As efficient as he has been over his long and fearful career, Lafcadia’s will to change comes on him with a rush. Having arrived at the site of his latest raid, a village where again, payments have fallen behind, he faces a young girl, even as his men whirl and strike down unarmed folks around him. Time seems to freeze and fly at once: Lafcadia is suddenly surrounded by snow and wind, then heat and dust, not to mention ghosts of his many victims. Though he sees now that he must stop, his growly lord sees his decision as disloyalty (“No one leaves my service”), and sends Lafcadia’s own men to execute him. As Lafcadia has already sworn “never [to] lift a sword again,” he’s left at rather a disadvantage with the vengeance-takers.
Alone and bereft, the warrior endeavors to lose himself in the Himalayas, along the way stumbling on two figures who judge him very differently. A young thief, Riaz (Noor Mani), sees in the warrior a model of virility and courage, whereas a blind woman (Damayanti Marfitia) rejects his help and announces, “You have blood written all over your face.” Try as he might, Lafcadia is unable to escape his past, which means he must return to the violence he has renounced in order to save someone else.

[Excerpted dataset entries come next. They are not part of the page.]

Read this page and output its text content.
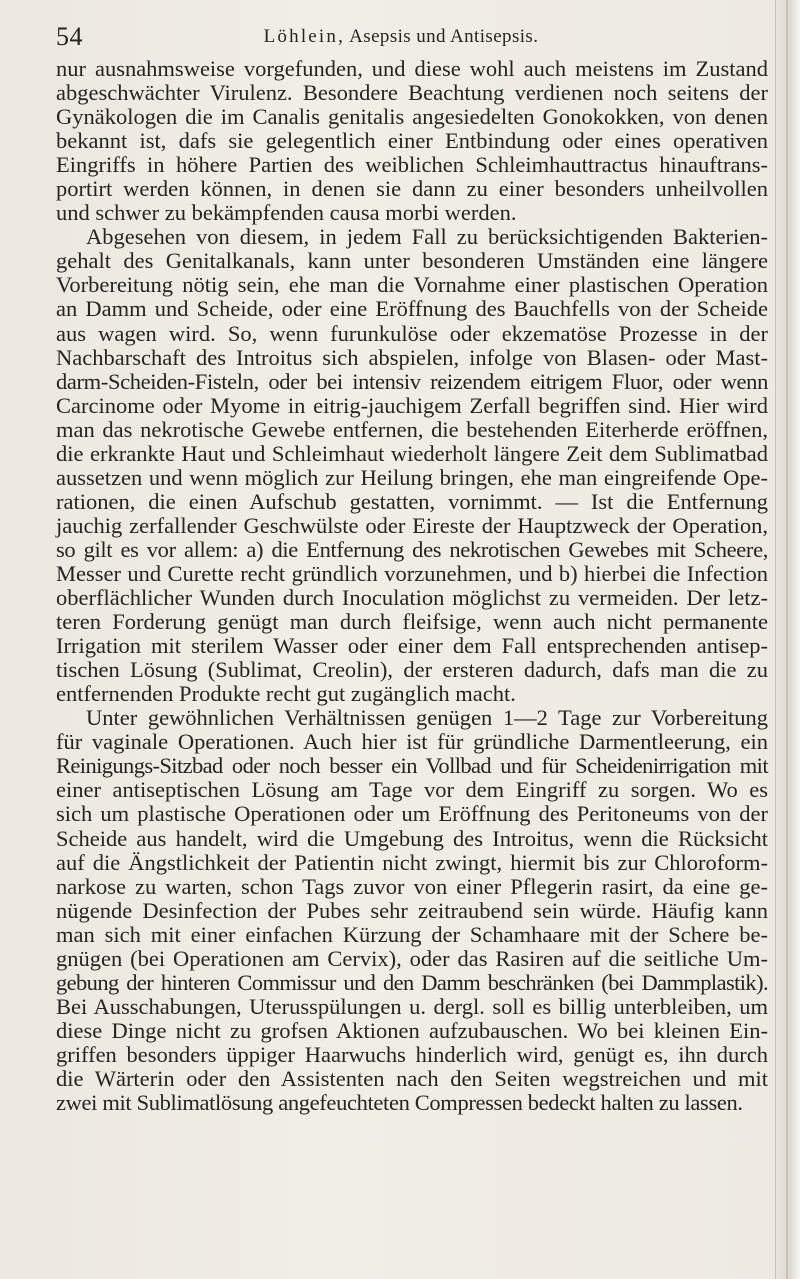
54	Löhlein, Asepsis und Antisepsis.
nur ausnahmsweise vorgefunden, und diese wohl auch meistens im Zustand
abgeschwächter Virulenz. Besondere Beachtung verdienen noch seitens der
Gynäkologen die im Canalis genitalis angesiedelten Gonokokken, von denen
bekannt ist, dafs sie gelegentlich einer Entbindung oder eines operativen
Eingriffs in höhere Partien des weiblichen Schleimhauttractus hinauftrans-
portirt werden können, in denen sie dann zu einer besonders unheilvollen
und schwer zu bekämpfenden causa morbi werden.
Abgesehen von diesem, in jedem Fall zu berücksichtigenden Bakterien-
gehalt des Genitalkanals, kann unter besonderen Umständen eine längere
Vorbereitung nötig sein, ehe man die Vornahme einer plastischen Operation
an Damm und Scheide, oder eine Eröffnung des Bauchfells von der Scheide
aus wagen wird. So, wenn furunkulöse oder ekzematöse Prozesse in der
Nachbarschaft des Introitus sich abspielen, infolge von Blasen- oder Mast-
darm-Scheiden-Fisteln, oder bei intensiv reizendem eitrigem Fluor, oder wenn
Carcinome oder Myome in eitrig-jauchigem Zerfall begriffen sind. Hier wird
man das nekrotische Gewebe entfernen, die bestehenden Eiterherde eröffnen,
die erkrankte Haut und Schleimhaut wiederholt längere Zeit dem Sublimatbad
aussetzen und wenn möglich zur Heilung bringen, ehe man eingreifende Ope-
rationen, die einen Aufschub gestatten, vornimmt. — Ist die Entfernung
jauchig zerfallender Geschwülste oder Eireste der Hauptzweck der Operation,
so gilt es vor allem: a) die Entfernung des nekrotischen Gewebes mit Scheere,
Messer und Curette recht gründlich vorzunehmen, und b) hierbei die Infection
oberflächlicher Wunden durch Inoculation möglichst zu vermeiden. Der letz-
teren Forderung genügt man durch fleifsige, wenn auch nicht permanente
Irrigation mit sterilem Wasser oder einer dem Fall entsprechenden antisep-
tischen Lösung (Sublimat, Creolin), der ersteren dadurch, dafs man die zu
entfernenden Produkte recht gut zugänglich macht.
Unter gewöhnlichen Verhältnissen genügen 1—2 Tage zur Vorbereitung
für vaginale Operationen. Auch hier ist für gründliche Darmentleerung, ein
Reinigungs-Sitzbad oder noch besser ein Vollbad und für Scheidenirrigation mit
einer antiseptischen Lösung am Tage vor dem Eingriff zu sorgen. Wo es
sich um plastische Operationen oder um Eröffnung des Peritoneums von der
Scheide aus handelt, wird die Umgebung des Introitus, wenn die Rücksicht
auf die Ängstlichkeit der Patientin nicht zwingt, hiermit bis zur Chloroform-
narkose zu warten, schon Tags zuvor von einer Pflegerin rasirt, da eine ge-
nügende Desinfection der Pubes sehr zeitraubend sein würde. Häufig kann
man sich mit einer einfachen Kürzung der Schamhaare mit der Schere be-
gnügen (bei Operationen am Cervix), oder das Rasiren auf die seitliche Um-
gebung der hinteren Commissur und den Damm beschränken (bei Dammplastik).
Bei Ausschabungen, Uterusspülungen u. dergl. soll es billig unterbleiben, um
diese Dinge nicht zu grofsen Aktionen aufzubauschen. Wo bei kleinen Ein-
griffen besonders üppiger Haarwuchs hinderlich wird, genügt es, ihn durch
die Wärterin oder den Assistenten nach den Seiten wegstreichen und mit
zwei mit Sublimatlösung angefeuchteten Compressen bedeckt halten zu lassen.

Though its themes are hackneyed (or perhaps timeless, depending on your point of view), The Warrior is sustained by Roman Osin’s stunning cinematography (featuring several objective correlatives — endless horizons, desolate desertscapes, smoldering, post-attack villages — as well as Khan’s face, which fills the frame repeatedly. Working a backstory that draws from Sergio Leone and Akira Kurusowa movies, Lafcadia combines ferocity and vulnerability in a way that more than makes up for his lack of dialogue.
It’s worth wondering, for a minute, why this 2001 film is only now being released in the U.S. Yes, the release has to do with Miramax’s current “fire sale” of all its long-shelved titles. But why has it languished for so long? It’s tempting to speculate that perhaps execs worried that its brutality was excessive (though the most violent acts take place off screen), or that its overt rejection of retribution was a hard sell following 9/11. Or maybe it was only that it had Anthony Minghella’s name attached (as in, “presents”).
Whatever the reasoning, The Warrior offers serious consideration of the tolls exacted by violence, whether directed against helpless victims or worthy foes, and even when the aggressor presumes his righteousness, as an employee, a man acting according to duty. But what happens when the warrior can’t claim innocence in “just doing his job”? At once the film’s most provocative and poignant question, this indictment of the warrior dissolves conventional viewer sympathy or identification, and leaves all kinds of room for doubt.